赞
踩
本次需要tensorflow第三方库,同时需要的是1.X版本
其次通过我的上一偏的文章,对LSTM的基础理论做了一个简单的处理,在这通过实战加深对这个模型的印象,同时,这篇是对文本操作做处理,用到了自然语言处理(NLP)的一些理论。本次主要是实践为主,关于一些自然语言的内容也会简单的概述
1:以此次为主,收集唐诗但本地,可以采用爬虫的形式。
2:数据处理,可以将数据处理成一首诗保存一行,并且构建一个停用词库,去除一些不需要的成分
将文本中的每句话进行分词操作,可以用的工具有jieba、pkuseg 等,一般jieba用到的比较多。之所以需要对文本进行分词,是因为计算机无法通过文字进行计算,需要转换成计算机能识别的形式(数字),因此需要每一个词映射成一个数字代表这个文字在本文中的ID是唯一的。再将ID转换成embadding词向量就可以对其进行计算
Ont-Hot编码:是比较常见的离散型数据,一个位置一个坑,比如下表1,基本基于欧式空间对距离和相似度的计算,在机器学习中的分类、回归和聚类用的较多,但是有缺点:按照一个词对去重之后个每一个词都做一个向量,当对于具有非常多类型的类别变量,变换后的向量维数过于巨大,且过于稀疏 。
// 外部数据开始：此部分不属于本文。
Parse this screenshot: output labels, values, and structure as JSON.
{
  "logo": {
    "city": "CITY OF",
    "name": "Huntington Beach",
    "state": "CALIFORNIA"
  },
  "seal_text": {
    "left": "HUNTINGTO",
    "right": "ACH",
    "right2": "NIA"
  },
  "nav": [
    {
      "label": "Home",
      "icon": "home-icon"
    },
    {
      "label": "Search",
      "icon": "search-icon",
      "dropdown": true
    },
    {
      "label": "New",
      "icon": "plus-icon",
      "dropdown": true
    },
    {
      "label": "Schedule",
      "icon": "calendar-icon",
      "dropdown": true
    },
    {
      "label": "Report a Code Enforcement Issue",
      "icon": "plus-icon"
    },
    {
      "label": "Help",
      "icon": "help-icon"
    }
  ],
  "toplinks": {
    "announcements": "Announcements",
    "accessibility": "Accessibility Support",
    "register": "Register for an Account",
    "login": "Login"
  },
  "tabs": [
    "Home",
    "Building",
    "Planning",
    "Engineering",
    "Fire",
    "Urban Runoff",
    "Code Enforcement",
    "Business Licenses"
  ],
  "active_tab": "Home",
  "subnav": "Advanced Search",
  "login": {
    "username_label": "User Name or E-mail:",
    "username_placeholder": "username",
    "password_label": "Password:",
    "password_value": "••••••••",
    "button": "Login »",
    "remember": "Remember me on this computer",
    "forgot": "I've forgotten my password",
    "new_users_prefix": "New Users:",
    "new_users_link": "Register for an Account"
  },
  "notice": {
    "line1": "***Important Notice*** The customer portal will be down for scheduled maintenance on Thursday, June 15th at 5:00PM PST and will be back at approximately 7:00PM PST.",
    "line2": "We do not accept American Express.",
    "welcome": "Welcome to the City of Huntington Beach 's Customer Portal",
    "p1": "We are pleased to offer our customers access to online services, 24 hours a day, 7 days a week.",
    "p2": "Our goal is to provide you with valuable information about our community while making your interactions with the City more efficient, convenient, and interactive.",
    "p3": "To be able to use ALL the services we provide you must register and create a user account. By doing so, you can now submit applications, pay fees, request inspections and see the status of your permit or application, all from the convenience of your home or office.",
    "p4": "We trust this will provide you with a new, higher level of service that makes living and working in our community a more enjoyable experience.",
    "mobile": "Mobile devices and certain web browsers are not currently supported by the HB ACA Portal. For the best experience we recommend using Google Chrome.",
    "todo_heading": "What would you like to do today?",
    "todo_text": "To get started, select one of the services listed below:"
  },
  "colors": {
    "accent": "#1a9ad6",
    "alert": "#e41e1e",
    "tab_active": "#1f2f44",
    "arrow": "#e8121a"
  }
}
并且映射之间完全独立,并不能表示出不同类别之间的关系 。
我 | 在 | 上 | 海 |
1 | 0 | 0 | 0 |
0 | 1 | 0 | 0 |
0 | 0 | 1 | 0 |
0 | 0 | 0 | 1 |
表1
读取本地的文件,去除停用词库里面的数据并且控制数量,需要给诗一个开始和结束的条件,对每首诗进行分词操作,再对词进行ID映射,统计词频进行排序
- def process_poems(file_name):
- poems=[]
- with open(file_name,'r',encoding='utf-8') as f :
- for line in f.readlines():
- try:
- title,content=line.strip().split(':')
- content=str(content).replace(' ','')
-
- if '_' in content or '(' in content or '(' in content or '《' in content or '[' in content or \
- start_token in content or end_token in content:
- continue
- if len(content) < 5 or len(content) > 79:
- continue
- content=start_token+content+end_token
- poems.append(content)
- except ValueError as e:
- pass
- poems=sorted(poems,key=lambda l:len(l))
-
- all_word=[]####保存但一个的每一个子
- for poem in poems:
- all_word+=[word for word in poem]
- counter=collections.Counter(all_word)
-
- ###对字段从大到小的排序
- count_pairs=sorted(counter.items(),key=lambda x:x[1],reverse=True)
-
-
- words, _ = zip(*count_pairs)
-
- #只那前面几个常用的
- words=words[:len(words)]+(' ',)
-
- ##映射ID
- word_int_map=dict(zip(words,range(len(words))))
- # print(word_int_map.get('山'))
- poems_vector=[list(map(lambda word:word_int_map.get(word,len(words)),poem)) for poem in poems]
-
- return poems_vector, word_int_map, words

每次对样本的处理,一次批量导入64首诗,由于每首诗的数量是不一样的,所以需要用padding做数据补充,最后用区分特征和标签用于后面模型的预测
- def generate_batch(batch_size, poems_vec, word_to_int):
- n_chunk=len(poems_vec)//batch_size
- ####一共540个样本,一个样本油64首诗歌的句子组成
- x_batches=[]
- y_batches=[]
- for i in range(n_chunk):
-
- '''获取数据的范围,起始数据喝最后的数据比如,[0:64],[1*64:128].....'''
- start_index=i*batch_size
- end_index=start_index+batch_size
-
- '''找到batch众最长的poem【64首诗歌中选取词最多的】'''
- batches=poems_vec[start_index:end_index]
- length=max(map(len,batches))
- '''通过找出来的长度padding填充'''
-
- # 填充一个这么大小的空batch,空的地方放空格对应的index标号,batch_siz行,length列
- x_data=np.full((batch_size,length),word_to_int[' '],np.int32)
-
- for row in range(batch_size):
- '''蒋每一行的诗句填充到x_data,多余的空出来的地方用’ ' 空格id来填充'''
- # x_data[row:len(batches[row])]=batches[row]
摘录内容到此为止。